Wan Kaiwei, He Jianxin, Shi Xinghua
Laboratory of Theoretical and Computational Nanoscience, National Center for Nanoscience and Technology, Chinese Academy of Sciences, Beijing, 100190, China.
University of Chinese Academy of Sciences, No. 19A Yuquan Road, Beijing, 100049, China.
Adv Mater. 2024 May;36(22):e2305758. doi: 10.1002/adma.202305758. Epub 2023 Nov 30.

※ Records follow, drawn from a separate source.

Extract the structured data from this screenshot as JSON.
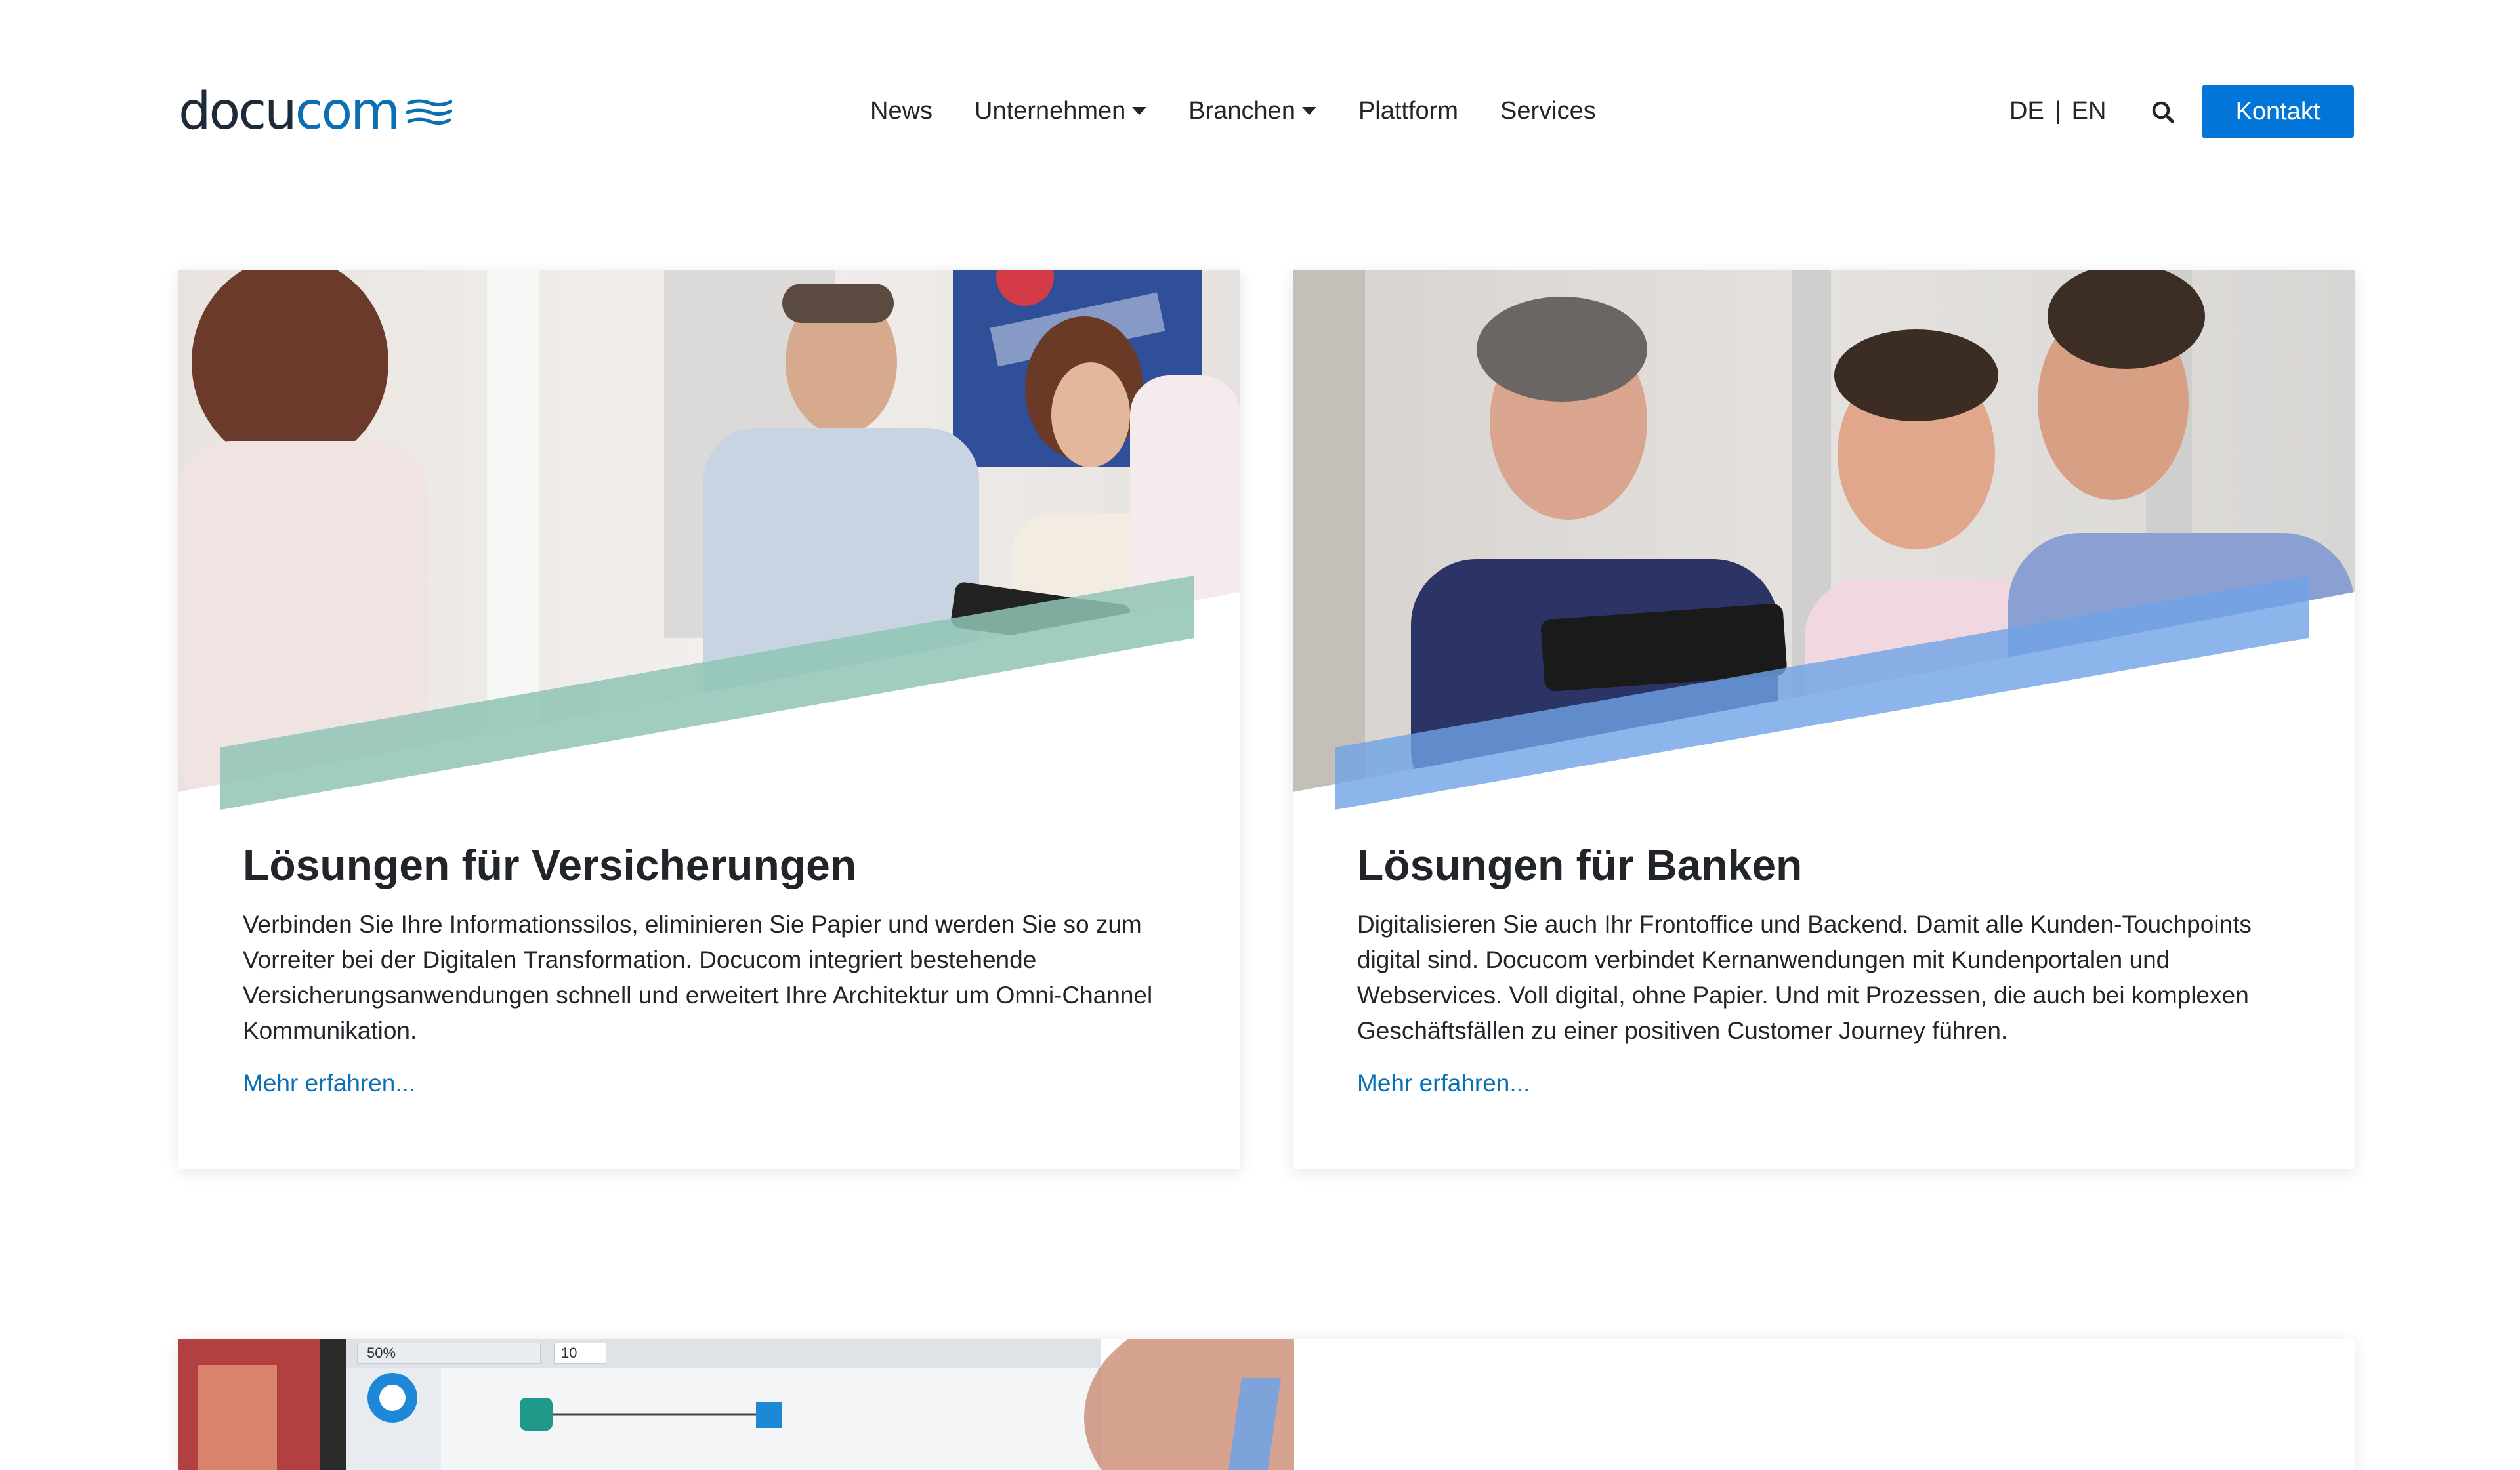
{
  "header": {
    "logo": {
      "text_main": "docu",
      "text_accent": "com"
    },
    "nav": [
      {
        "label": "News",
        "dropdown": false
      },
      {
        "label": "Unternehmen",
        "dropdown": true
      },
      {
        "label": "Branchen",
        "dropdown": true
      },
      {
        "label": "Plattform",
        "dropdown": false
      },
      {
        "label": "Services",
        "dropdown": false
      }
    ],
    "lang": {
      "de": "DE",
      "separator": "|",
      "en": "EN"
    },
    "search_icon": "search-icon",
    "contact_label": "Kontakt"
  },
  "cards": [
    {
      "title": "Lösungen für Versicherungen",
      "description": "Verbinden Sie Ihre Informationssilos, eliminieren Sie Papier und werden Sie so zum Vorreiter bei der Digitalen Transformation. Docucom integriert bestehende Versicherungsanwendungen schnell und erweitert Ihre Architektur um Omni-Channel Kommunikation.",
      "link": "Mehr erfahren...",
      "accent_color": "#8fc4b5"
    },
    {
      "title": "Lösungen für Banken",
      "description": "Digitalisieren Sie auch Ihr Frontoffice und Backend. Damit alle Kunden-Touchpoints digital sind. Docucom verbindet Kernanwendungen mit Kundenportalen und Webservices. Voll digital, ohne Papier. Und mit Prozessen, die auch bei komplexen Geschäftsfällen zu einer positiven Customer Journey führen.",
      "link": "Mehr erfahren...",
      "accent_color": "#6fa3e6"
    }
  ],
  "bottom_card": {
    "zoom_value": "50%",
    "stepper_value": "10"
  },
  "colors": {
    "brand_blue": "#0275d8",
    "link_blue": "#0b6fb3",
    "text": "#212529"
  }
}
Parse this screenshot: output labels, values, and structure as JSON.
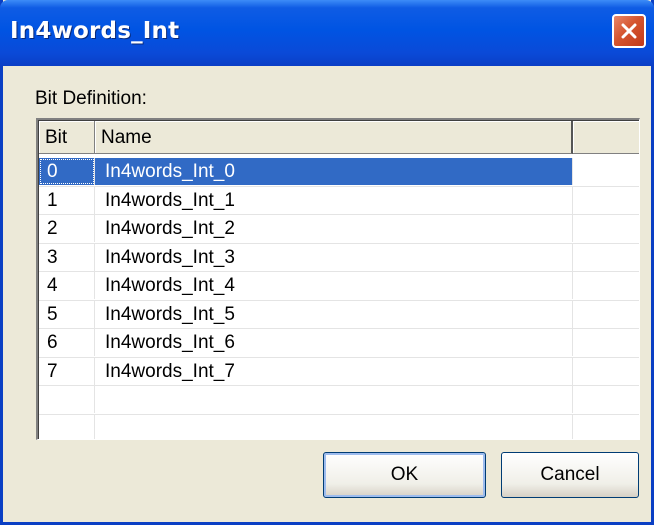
{
  "window": {
    "title": "In4words_Int",
    "close_icon": "close-icon"
  },
  "group_label": "Bit Definition:",
  "table": {
    "columns": [
      "Bit",
      "Name",
      ""
    ],
    "rows": [
      {
        "bit": "0",
        "name": "In4words_Int_0",
        "selected": true
      },
      {
        "bit": "1",
        "name": "In4words_Int_1",
        "selected": false
      },
      {
        "bit": "2",
        "name": "In4words_Int_2",
        "selected": false
      },
      {
        "bit": "3",
        "name": "In4words_Int_3",
        "selected": false
      },
      {
        "bit": "4",
        "name": "In4words_Int_4",
        "selected": false
      },
      {
        "bit": "5",
        "name": "In4words_Int_5",
        "selected": false
      },
      {
        "bit": "6",
        "name": "In4words_Int_6",
        "selected": false
      },
      {
        "bit": "7",
        "name": "In4words_Int_7",
        "selected": false
      },
      {
        "bit": "",
        "name": "",
        "selected": false
      },
      {
        "bit": "",
        "name": "",
        "selected": false
      }
    ]
  },
  "buttons": {
    "ok": "OK",
    "cancel": "Cancel"
  },
  "colors": {
    "titlebar": "#0054e3",
    "selection": "#316ac5",
    "dialog_bg": "#ece9d8"
  }
}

The inherent discontinuity and unique dimensional attributes of nanomaterial surfaces and interfaces bestow them with various exceptional properties. These properties, however, also introduce difficulties for both experimental and computational studies. The advent of machine learning interatomic potential (MLIP) addresses some of the limitations associated with empirical force fields, presenting a valuable avenue for accurate simulations of these surfaces/interfaces of nanomaterials. Central to this approach is the idea of capturing the relationship between system configuration and potential energy, leveraging the proficiency of machine learning (ML) to precisely approximate high-dimensional functions. This review offers an in-depth examination of MLIP principles and their execution and elaborates on their applications in the realm of nanomaterial surface and interface systems. The prevailing challenges faced by this potent methodology are also discussed.
纳米材料表面和界面固有的不连续性及独特的维度属性赋予了它们各种优异特性。然而,这些特性也给实验研究和计算研究带来了困难。机器学习原子间势(MLIP)的出现解决了一些与经验力场相关的局限性,为精确模拟这些纳米材料的表面/界面提供了一条有价值的途径。这种方法的核心思想是捕捉系统构型与势能之间的关系,利用机器学习(ML)的能力精确逼近高维函数。本综述深入探讨了MLIP原理及其实现,并阐述了它们在纳米材料表面和界面系统领域的应用。还讨论了这种强大方法面临的主要挑战。